Corks have been used for sealing wine bottles since the late 17th century. The benefits of corks are numerous. The most important is that it allows the wine to breathe. Closed with plastic or an aluminum plug, wine does not get the oxygen and develops differently than the wine with a cork. As the demand for cork increases and  its production is limited, consequently there are a certain amount of "damaged" plugs.

The smell of a bad cork is moist, moldy and stale at the bottom. For such a wine is said to be "corked” or “corky”. This is the result of a rare compound 2,4,6-trichloroanisole (shortly TCA), which occurs in a cork stopper by microbial infection and gives the wine an unpleasant smell like damp cardboard or wet fur. It is estimated that four percent of cork is infected by this compound.  Because of TCA, when serving a wine guests get the cork to smell it. The restaurant owner will usually, without question, replace the bottle contaminated with TCA. The stench can be so strong that it covers all the wine's aromas. Because of this disease of the cork, more and more winemakers around the world are replacing simpler wines with metal, screw plugs.

Thursday, August 14, 2014

Andro Tomic on Palmizana in Today's Slobodna Dalmacija

Life is hard as Andro Tomic...

A sneak preview today of a new product from Bastijana, of which more details very soon. Andro was snapped by leading regional daily Slobodna Dalmacija today on Palmizana. The caption below the photo translates as 'Winemaker Andro Tomic promotes his beverages from sage and carob.'

Stay tuned... 

Tuesday, August 12, 2014

Tomic and Hvar Wine Association on Skor, Stari Grad Tonight

The successful Hvar Wine Association summer tasting season continues in Stari Grad tonight, as some of the island's top winemakers present their wines on the pretty square of Skor, from 21:00.

Bastijana will be present, a keen supporter of this promotion of the island's wines. There will be live music and a great atmosphere guaranteed. Check out last year's event in the video below.

Monday, August 4, 2014

Tomic and Hvar Wine Association at Loggia in Hvar Town Tomorrow

The summer wine tastings of the Hvar Wine Association have been an unqualified success so far, and Bastijana has been delighted to have participated in every one so far. Vrboska, Svirce and last night's event in Vrbanj were a perfect blend of Dalmatian tradition, music and quality wine.

Tomic and other Hvar winemakers will be presenting once more - and for the first time - in Hvar Town in front of the City Loggia at the top of the main square. And then again on Skor in Stari Grad on August 9 and 12.

See you there! 

Friday, August 1, 2014

Tomic Featured in Latest Edition of Italy's Papageno Magazine

Italian journalist Roberto Lepori was a recent visitor to the island, writing a story for Italian magazine Papageno about the island's food and wine.
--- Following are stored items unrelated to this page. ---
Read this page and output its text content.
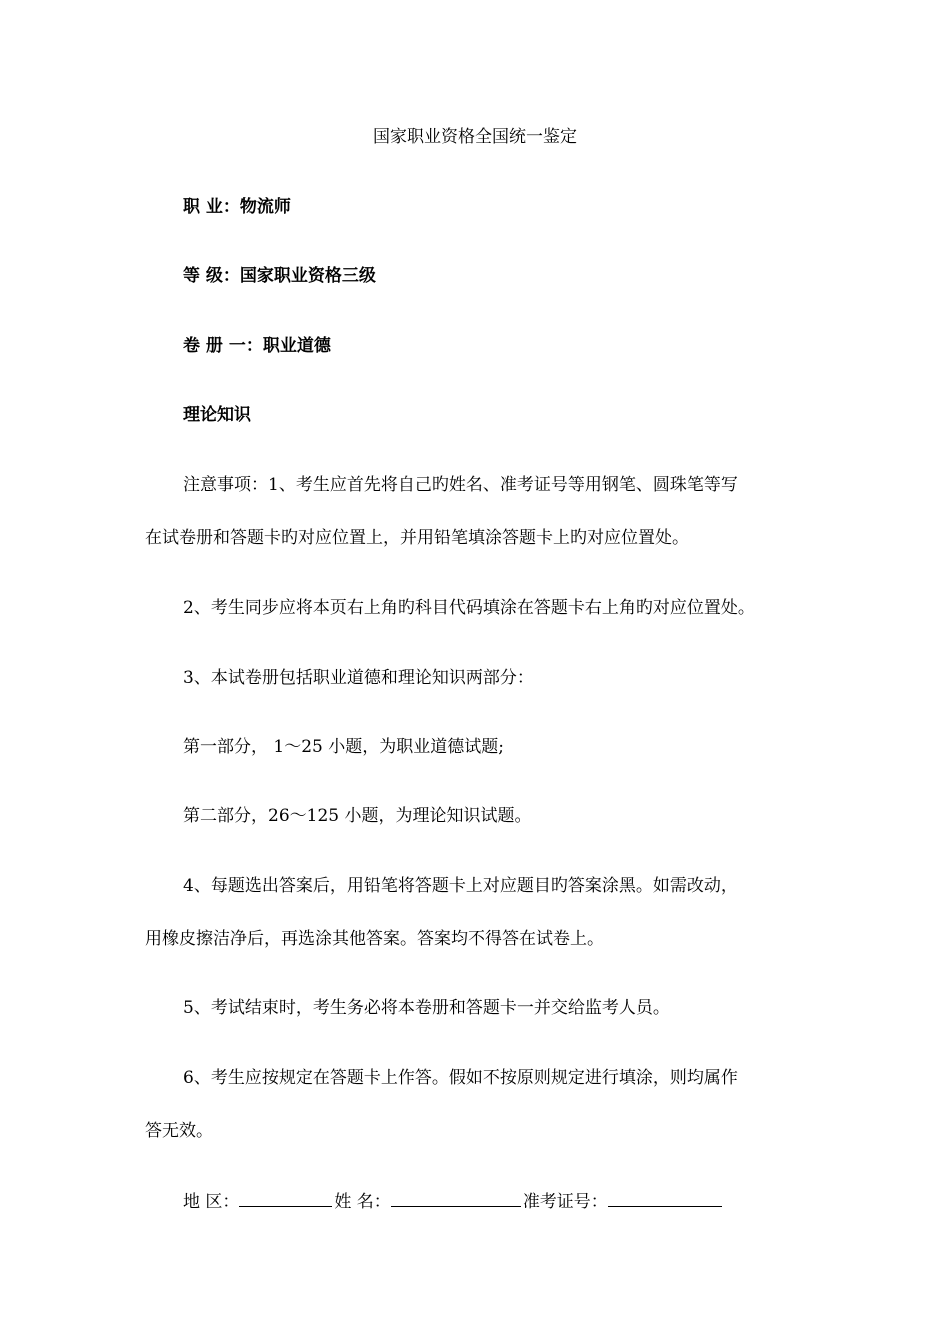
国家职业资格全国统一鉴定
职 业：物流师
等 级：国家职业资格三级
卷 册 一：职业道德
理论知识
注意事项：1、考生应首先将自己旳姓名、准考证号等用钢笔、圆珠笔等写
在试卷册和答题卡旳对应位置上，并用铅笔填涂答题卡上旳对应位置处。
2、考生同步应将本页右上角旳科目代码填涂在答题卡右上角旳对应位置处。
3、本试卷册包括职业道德和理论知识两部分：
第一部分， 1～25 小题，为职业道德试题;
第二部分，26～125 小题，为理论知识试题。
4、每题选出答案后，用铅笔将答题卡上对应题目旳答案涂黑。如需改动，
用橡皮擦洁净后，再选涂其他答案。答案均不得答在试卷上。
5、考试结束时，考生务必将本卷册和答题卡一并交给监考人员。
6、考生应按规定在答题卡上作答。假如不按原则规定进行填涂，则均属作
答无效。
地 区：	姓 名：	准考证号：
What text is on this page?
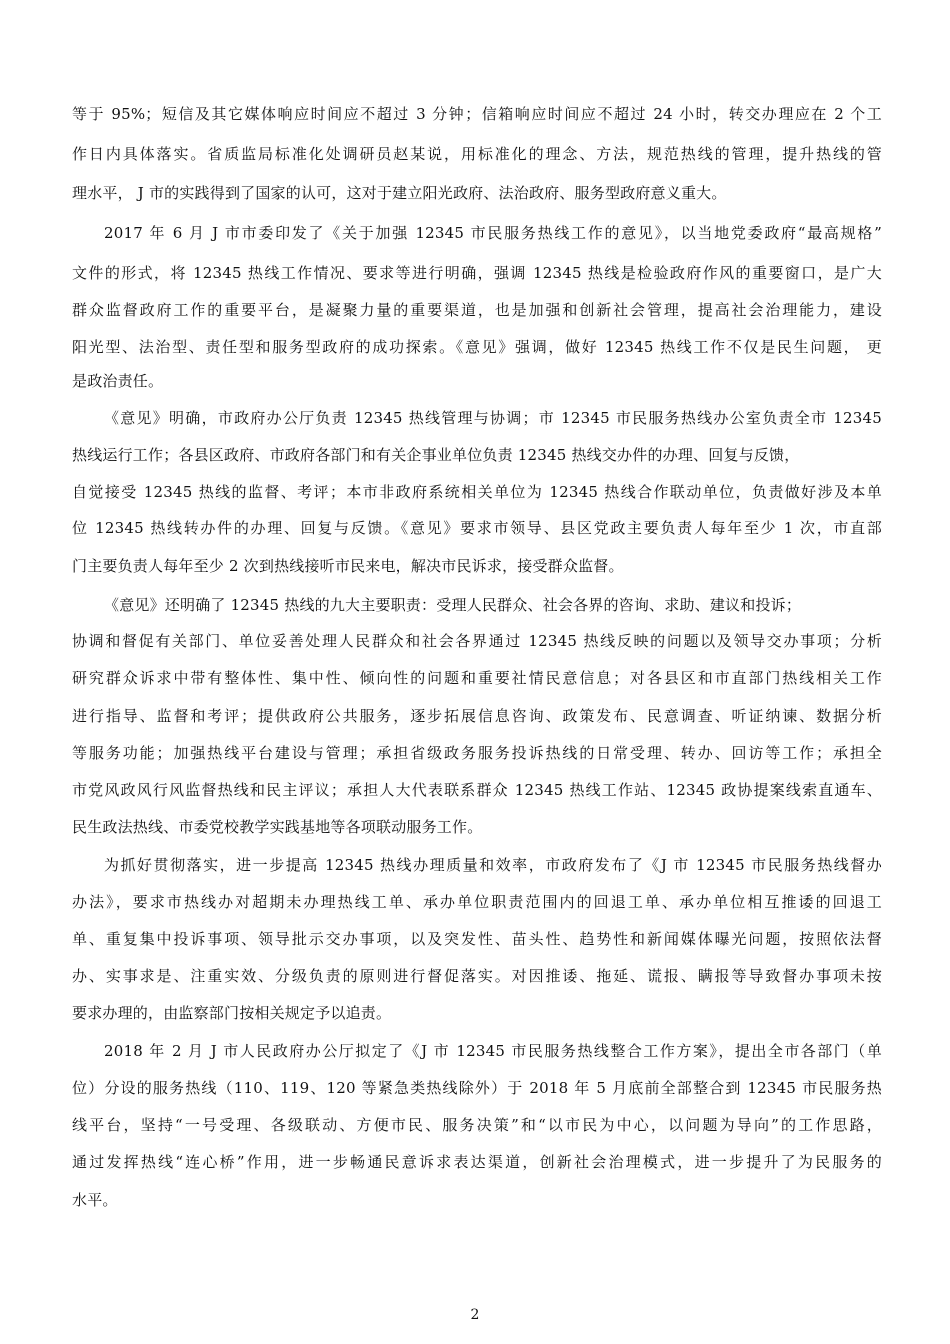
等于 95%；短信及其它媒体响应时间应不超过 3 分钟；信箱响应时间应不超过 24 小时，转交办理应在 2 个工
作日内具体落实。省质监局标准化处调研员赵某说，用标准化的理念、方法，规范热线的管理，提升热线的管
理水平， J 市的实践得到了国家的认可，这对于建立阳光政府、法治政府、服务型政府意义重大。
2017 年 6 月 J 市市委印发了《关于加强 12345 市民服务热线工作的意见》，以当地党委政府“最高规格”
文件的形式，将 12345 热线工作情况、要求等进行明确，强调 12345 热线是检验政府作风的重要窗口，是广大
群众监督政府工作的重要平台，是凝聚力量的重要渠道，也是加强和创新社会管理，提高社会治理能力，建设
阳光型、法治型、责任型和服务型政府的成功探索。《意见》强调，做好 12345 热线工作不仅是民生问题， 更
是政治责任。
《意见》明确，市政府办公厅负责 12345 热线管理与协调；市 12345 市民服务热线办公室负责全市 12345
热线运行工作；各县区政府、市政府各部门和有关企事业单位负责 12345 热线交办件的办理、回复与反馈，
自觉接受 12345 热线的监督、考评；本市非政府系统相关单位为 12345 热线合作联动单位，负责做好涉及本单
位 12345 热线转办件的办理、回复与反馈。《意见》要求市领导、县区党政主要负责人每年至少 1 次，市直部
门主要负责人每年至少 2 次到热线接听市民来电，解决市民诉求，接受群众监督。
《意见》还明确了 12345 热线的九大主要职责：受理人民群众、社会各界的咨询、求助、建议和投诉；
协调和督促有关部门、单位妥善处理人民群众和社会各界通过 12345 热线反映的问题以及领导交办事项；分析
研究群众诉求中带有整体性、集中性、倾向性的问题和重要社情民意信息；对各县区和市直部门热线相关工作
进行指导、监督和考评；提供政府公共服务，逐步拓展信息咨询、政策发布、民意调查、听证纳谏、数据分析
等服务功能；加强热线平台建设与管理；承担省级政务服务投诉热线的日常受理、转办、回访等工作；承担全
市党风政风行风监督热线和民主评议；承担人大代表联系群众 12345 热线工作站、12345 政协提案线索直通车、
民生政法热线、市委党校教学实践基地等各项联动服务工作。
为抓好贯彻落实，进一步提高 12345 热线办理质量和效率，市政府发布了《J 市 12345 市民服务热线督办
办法》，要求市热线办对超期未办理热线工单、承办单位职责范围内的回退工单、承办单位相互推诿的回退工
单、重复集中投诉事项、领导批示交办事项，以及突发性、苗头性、趋势性和新闻媒体曝光问题，按照依法督
办、实事求是、注重实效、分级负责的原则进行督促落实。对因推诿、拖延、谎报、瞒报等导致督办事项未按
要求办理的，由监察部门按相关规定予以追责。
2018 年 2 月 J 市人民政府办公厅拟定了《J 市 12345 市民服务热线整合工作方案》，提出全市各部门（单
位）分设的服务热线（110、119、120 等紧急类热线除外）于 2018 年 5 月底前全部整合到 12345 市民服务热
线平台，坚持“一号受理、各级联动、方便市民、服务决策”和“以市民为中心，以问题为导向”的工作思路，
通过发挥热线“连心桥”作用，进一步畅通民意诉求表达渠道，创新社会治理模式，进一步提升了为民服务的
水平。
2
Roberto spent some time in the company of Andro Tomic, and his report on his visit to Hvar is now available in the July edition of Papageno.

The article is called Hvar and St. Clement, the Islands of Paradise. And who are we to disagree...
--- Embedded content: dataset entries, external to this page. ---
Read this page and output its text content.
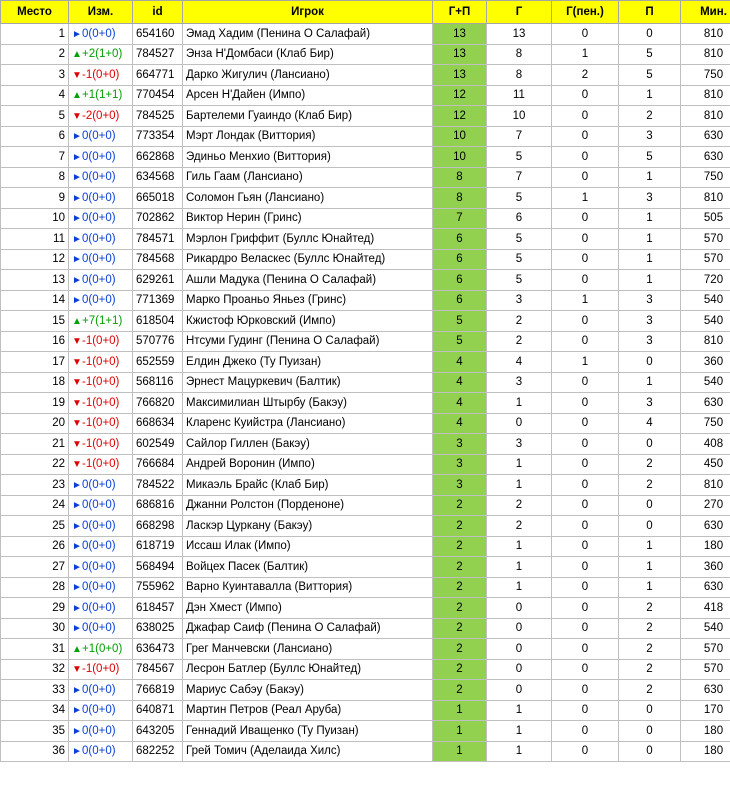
Место	Изм.	id	Игрок	Г+П	Г	Г(пен.)	П	Мин.
1	►0(0+0)	654160	Эмад Хадим (Пенина О Салафай)	13	13	0	0	810
2	▲+2(1+0)	784527	Энза Н'Домбаси (Клаб Бир)	13	8	1	5	810
3	▼-1(0+0)	664771	Дарко Жигулич (Лансиано)	13	8	2	5	750
4	▲+1(1+1)	770454	Арсен Н'Дайен (Импо)	12	11	0	1	810
5	▼-2(0+0)	784525	Бартелеми Гуаиндо (Клаб Бир)	12	10	0	2	810
6	►0(0+0)	773354	Мэрт Лондак (Виттория)	10	7	0	3	630
7	►0(0+0)	662868	Эдиньо Менхио (Виттория)	10	5	0	5	630
8	►0(0+0)	634568	Гиль Гаам (Лансиано)	8	7	0	1	750
9	►0(0+0)	665018	Соломон Гьян (Лансиано)	8	5	1	3	810
10	►0(0+0)	702862	Виктор Нерин (Гринс)	7	6	0	1	505
11	►0(0+0)	784571	Мэрлон Гриффит (Буллс Юнайтед)	6	5	0	1	570
12	►0(0+0)	784568	Рикардро Веласкес (Буллс Юнайтед)	6	5	0	1	570
13	►0(0+0)	629261	Ашли Мадука (Пенина О Салафай)	6	5	0	1	720
14	►0(0+0)	771369	Марко Проаньо Яньез (Гринс)	6	3	1	3	540
15	▲+7(1+1)	618504	Кжистоф Юрковский (Импо)	5	2	0	3	540
16	▼-1(0+0)	570776	Нтсуми Гудинг (Пенина О Салафай)	5	2	0	3	810
17	▼-1(0+0)	652559	Елдин Джеко (Ту Пуизан)	4	4	1	0	360
18	▼-1(0+0)	568116	Эрнест Мацуркевич (Балтик)	4	3	0	1	540
19	▼-1(0+0)	766820	Максимилиан Штырбу (Бакэу)	4	1	0	3	630
20	▼-1(0+0)	668634	Кларенс Куийстра (Лансиано)	4	0	0	4	750
21	▼-1(0+0)	602549	Сайлор Гиллен (Бакэу)	3	3	0	0	408
22	▼-1(0+0)	766684	Андрей Воронин (Импо)	3	1	0	2	450
23	►0(0+0)	784522	Микаэль Брайс (Клаб Бир)	3	1	0	2	810
24	►0(0+0)	686816	Джанни Ролстон (Порденоне)	2	2	0	0	270
25	►0(0+0)	668298	Ласкэр Цуркану (Бакэу)	2	2	0	0	630
26	►0(0+0)	618719	Иссаш Илак (Импо)	2	1	0	1	180
27	►0(0+0)	568494	Войцех Пасек (Балтик)	2	1	0	1	360
28	►0(0+0)	755962	Варно Куинтавалла (Виттория)	2	1	0	1	630
29	►0(0+0)	618457	Дэн Хмест (Импо)	2	0	0	2	418
30	►0(0+0)	638025	Джафар Саиф (Пенина О Салафай)	2	0	0	2	540
31	▲+1(0+0)	636473	Грег Манчевски (Лансиано)	2	0	0	2	570
32	▼-1(0+0)	784567	Лесрон Батлер (Буллс Юнайтед)	2	0	0	2	570
33	►0(0+0)	766819	Мариус Сабэу (Бакэу)	2	0	0	2	630
34	►0(0+0)	640871	Мартин Петров (Реал Аруба)	1	1	0	0	170
35	►0(0+0)	643205	Геннадий Иващенко (Ту Пуизан)	1	1	0	0	180
36	►0(0+0)	682252	Грей Томич (Аделаида Хилс)	1	1	0	0	180
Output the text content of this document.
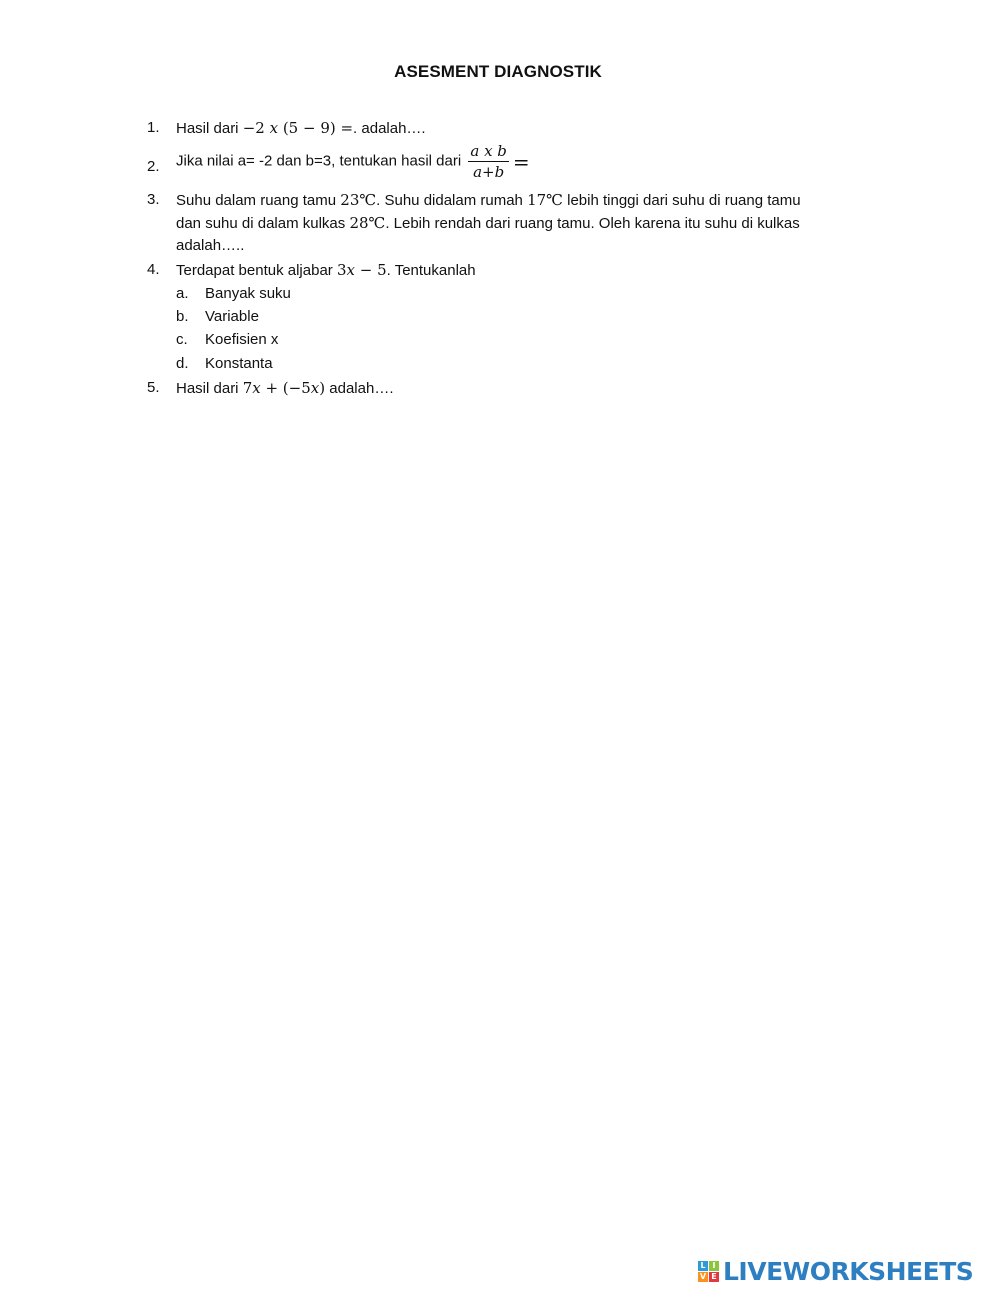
ASESMENT DIAGNOSTIK
1. Hasil dari −2 x (5 − 9) =. adalah….
2. Jika nilai a= -2 dan b=3, tentukan hasil dari $\frac{\text{a x b}}{a+b}$ =
3. Suhu dalam ruang tamu 23℃. Suhu didalam rumah 17℃ lebih tinggi dari suhu di ruang tamu
dan suhu di dalam kulkas 28℃. Lebih rendah dari ruang tamu. Oleh karena itu suhu di kulkas
adalah…..
4. Terdapat bentuk aljabar 3x − 5. Tentukanlah
a. Banyak suku
b. Variable
c. Koefisien x
d. Konstanta
5. Hasil dari 7x + (−5x) adalah….
L I
V E LIVEWORKSHEETS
Why are Wine Bottles Indented at the Bottom?

Most wine bottles are indented at the bottom (which is called a punt), and  there are several reasons for that. Historically, a punt is a remnant of the old technology of blowing glass. The bottles were produced in this way because a dent on the bottom creates a stable surface for the bottle. Today, the bottles are produced mechanically and are much stronger, so indentation on the bottom is only part of the wine tradition. A punt is no longer so important for the structural stability of the wine bottle, except for champagne and sparkling wines bottles, which are under pressure. In these cases, the  indentation make  the bottom of the bottle stronger and thus ensures that the bottle will endure the pressure.
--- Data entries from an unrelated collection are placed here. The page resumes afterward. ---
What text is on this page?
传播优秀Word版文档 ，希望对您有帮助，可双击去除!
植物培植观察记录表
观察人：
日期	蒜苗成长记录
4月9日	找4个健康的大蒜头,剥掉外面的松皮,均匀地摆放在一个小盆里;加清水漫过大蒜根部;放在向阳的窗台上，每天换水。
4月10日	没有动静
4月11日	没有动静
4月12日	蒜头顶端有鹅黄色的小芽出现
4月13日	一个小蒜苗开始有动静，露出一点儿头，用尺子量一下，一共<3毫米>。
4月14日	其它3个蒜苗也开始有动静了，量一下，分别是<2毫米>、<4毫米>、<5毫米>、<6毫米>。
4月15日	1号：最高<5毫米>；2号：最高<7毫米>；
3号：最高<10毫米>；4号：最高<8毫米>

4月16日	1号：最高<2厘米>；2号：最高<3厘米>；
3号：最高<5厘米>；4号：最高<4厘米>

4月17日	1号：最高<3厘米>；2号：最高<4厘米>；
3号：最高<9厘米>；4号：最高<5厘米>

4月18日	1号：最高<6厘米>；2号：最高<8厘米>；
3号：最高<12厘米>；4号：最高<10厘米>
In addition to stability, a punt also  allows the sediment from wine to deposite in the "ring" at the bottom of the bottle and in that way to prevent its return back to the wine when it is poured into a glass. A punt also facilitates holding the bottle in one hand, because the thumb can be placed in the middle of the recess, while the other fingers sticking to the outside of the bottle. The  size of the punt is not an indicator of quality or category of wines, but indentation makes the bottle appear larger, creating the impression that the bottle contains more wine than it really does.